Figure 5. Gene silencing of NOD2 by siRNAs decreased cell
secretion of IL-8 and IFN-α. THP-1 macrophage-like cells were
gene-silenced with a mix of specific human NOD2-siRNAs or left intact
with an irrelevant-siRNA. Subsequently, they were infected with DENV2 or
transfected with L or PIC. Cell supernatants were then collected, and
the cytokine levels were measured by ELISA. (A-B) The level of
IL-8 was determined at 12 h and IFN-α at 24 h. Data in the bar graphs
are expressed as the mean ± SD from three independent assays.

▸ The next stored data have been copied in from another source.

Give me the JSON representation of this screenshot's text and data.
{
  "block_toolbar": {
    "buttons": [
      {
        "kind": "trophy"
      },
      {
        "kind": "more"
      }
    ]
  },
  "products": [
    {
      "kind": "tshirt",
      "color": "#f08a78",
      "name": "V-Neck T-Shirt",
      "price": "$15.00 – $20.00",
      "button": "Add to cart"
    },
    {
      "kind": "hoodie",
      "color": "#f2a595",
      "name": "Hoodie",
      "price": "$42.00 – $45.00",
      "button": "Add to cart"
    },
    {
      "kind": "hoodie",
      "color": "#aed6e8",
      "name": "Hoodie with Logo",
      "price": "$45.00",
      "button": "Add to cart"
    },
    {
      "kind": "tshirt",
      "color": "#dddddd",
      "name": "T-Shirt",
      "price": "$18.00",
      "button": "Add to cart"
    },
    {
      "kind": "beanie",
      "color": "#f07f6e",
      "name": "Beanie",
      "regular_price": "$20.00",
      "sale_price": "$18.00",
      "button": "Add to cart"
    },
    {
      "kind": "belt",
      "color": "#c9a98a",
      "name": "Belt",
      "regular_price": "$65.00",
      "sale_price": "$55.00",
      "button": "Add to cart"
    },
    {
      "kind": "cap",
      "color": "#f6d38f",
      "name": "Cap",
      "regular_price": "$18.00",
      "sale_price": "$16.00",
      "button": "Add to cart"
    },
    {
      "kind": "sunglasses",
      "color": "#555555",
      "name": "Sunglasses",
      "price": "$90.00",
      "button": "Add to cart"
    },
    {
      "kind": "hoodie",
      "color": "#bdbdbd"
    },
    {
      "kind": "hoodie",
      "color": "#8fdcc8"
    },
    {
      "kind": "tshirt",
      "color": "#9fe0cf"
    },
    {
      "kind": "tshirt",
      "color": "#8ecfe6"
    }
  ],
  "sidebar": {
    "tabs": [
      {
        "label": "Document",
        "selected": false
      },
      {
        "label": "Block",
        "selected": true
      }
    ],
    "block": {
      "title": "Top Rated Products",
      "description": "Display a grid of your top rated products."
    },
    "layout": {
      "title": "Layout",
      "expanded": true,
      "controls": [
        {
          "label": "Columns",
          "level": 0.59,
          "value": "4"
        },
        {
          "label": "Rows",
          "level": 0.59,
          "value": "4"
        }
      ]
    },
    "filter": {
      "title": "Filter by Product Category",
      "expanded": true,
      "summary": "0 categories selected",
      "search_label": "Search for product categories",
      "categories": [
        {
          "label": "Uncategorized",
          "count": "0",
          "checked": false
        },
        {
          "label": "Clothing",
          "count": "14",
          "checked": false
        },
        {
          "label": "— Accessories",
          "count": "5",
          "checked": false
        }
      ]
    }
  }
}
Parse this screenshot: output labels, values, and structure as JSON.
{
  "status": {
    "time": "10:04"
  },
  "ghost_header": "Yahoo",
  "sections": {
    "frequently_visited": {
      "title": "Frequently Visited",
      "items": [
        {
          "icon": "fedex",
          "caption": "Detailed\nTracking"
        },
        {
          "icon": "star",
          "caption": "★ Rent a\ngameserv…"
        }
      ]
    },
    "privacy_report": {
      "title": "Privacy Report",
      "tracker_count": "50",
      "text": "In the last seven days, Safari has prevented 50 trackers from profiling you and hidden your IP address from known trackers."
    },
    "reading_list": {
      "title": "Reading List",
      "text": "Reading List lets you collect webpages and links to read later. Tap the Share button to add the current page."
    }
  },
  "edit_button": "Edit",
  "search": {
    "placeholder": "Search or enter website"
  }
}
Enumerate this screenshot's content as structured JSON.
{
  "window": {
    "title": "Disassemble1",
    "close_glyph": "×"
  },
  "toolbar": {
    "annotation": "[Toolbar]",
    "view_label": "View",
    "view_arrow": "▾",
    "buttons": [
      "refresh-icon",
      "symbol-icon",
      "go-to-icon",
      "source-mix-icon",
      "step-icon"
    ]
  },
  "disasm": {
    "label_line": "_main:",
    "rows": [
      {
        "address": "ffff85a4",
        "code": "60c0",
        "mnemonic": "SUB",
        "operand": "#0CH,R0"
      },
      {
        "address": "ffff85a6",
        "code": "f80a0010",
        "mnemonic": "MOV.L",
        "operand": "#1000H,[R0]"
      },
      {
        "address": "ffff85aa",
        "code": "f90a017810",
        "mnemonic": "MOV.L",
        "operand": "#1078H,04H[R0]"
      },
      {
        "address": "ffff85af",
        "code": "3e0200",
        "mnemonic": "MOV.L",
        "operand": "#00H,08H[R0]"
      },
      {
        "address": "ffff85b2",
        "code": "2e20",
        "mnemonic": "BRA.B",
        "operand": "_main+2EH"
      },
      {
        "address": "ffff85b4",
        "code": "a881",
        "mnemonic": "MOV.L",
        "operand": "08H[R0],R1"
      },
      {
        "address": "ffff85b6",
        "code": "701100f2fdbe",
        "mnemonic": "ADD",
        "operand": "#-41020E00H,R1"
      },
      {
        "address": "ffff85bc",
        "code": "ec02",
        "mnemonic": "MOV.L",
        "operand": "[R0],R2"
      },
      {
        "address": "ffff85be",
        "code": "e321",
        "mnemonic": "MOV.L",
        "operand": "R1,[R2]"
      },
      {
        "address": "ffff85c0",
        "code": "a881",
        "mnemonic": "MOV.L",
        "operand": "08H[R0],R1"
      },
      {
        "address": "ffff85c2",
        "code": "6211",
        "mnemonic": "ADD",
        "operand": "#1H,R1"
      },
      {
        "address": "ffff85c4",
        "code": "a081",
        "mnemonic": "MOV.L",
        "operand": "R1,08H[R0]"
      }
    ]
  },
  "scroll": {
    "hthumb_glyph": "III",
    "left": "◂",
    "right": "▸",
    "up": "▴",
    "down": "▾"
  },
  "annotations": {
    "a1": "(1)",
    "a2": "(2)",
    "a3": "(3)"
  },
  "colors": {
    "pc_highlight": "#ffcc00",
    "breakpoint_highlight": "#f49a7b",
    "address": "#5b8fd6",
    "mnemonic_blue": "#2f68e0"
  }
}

Significance was examined with the unpaired t -test and
Mann-Whitney U distribution: *** p<0.001, ** p<0.05,
* p<0.05, and ns: not significant. (C ) Western blot
on the silencing assay and levels of downregulation using NOD 2 specific
siRNAs are shown.
NOD2 inhibition led to greater viral loads
An over 4-fold increase in viral load was produced in cells with NOD2
knocked down by treatment with specific siRNAs compared to cells with
NOD2 unaffected by an irrelevant-siRNA (1.8x104 FFU/mL
versus 4.4x103 FFU/mL, respectively). The same effect
was observed in curcumin pretreated versus normal cells, in both cases
later infected with DENV2. The level of viral titers rose more than
2.5-fold in the chemically treated versus normal cells
(1.1x104 FFU/mL vs. 4.3x103 FFU/mL,
respectively) (Fig. 6). The effect of the reduced expression or function
of NOD2 on viral kinetics in infected cells (at 12, 24 and 48 hpi) was
time-dependent beginning at 12 hpi, with the viral load increasing at 24
and again at 48 hpi. The level of titers at 24 hpi was
~2.8-3.3x103FFU/mL in untreated cells and those transfected with an
irrelevant-siRNA, compared to ~2.0x104FFU/mL in the group transfected with NOD2-siRNAs. Similar data were
found at 48 hpi, where titers were
~1.1x104 FFU/mL in untreated cells and
those transfected with an irrelevant-siRNA, compared to
~2.6x104 FFU/mL in the group
transfected with NOD2-siRNAs (Suppl. Fig. 5A).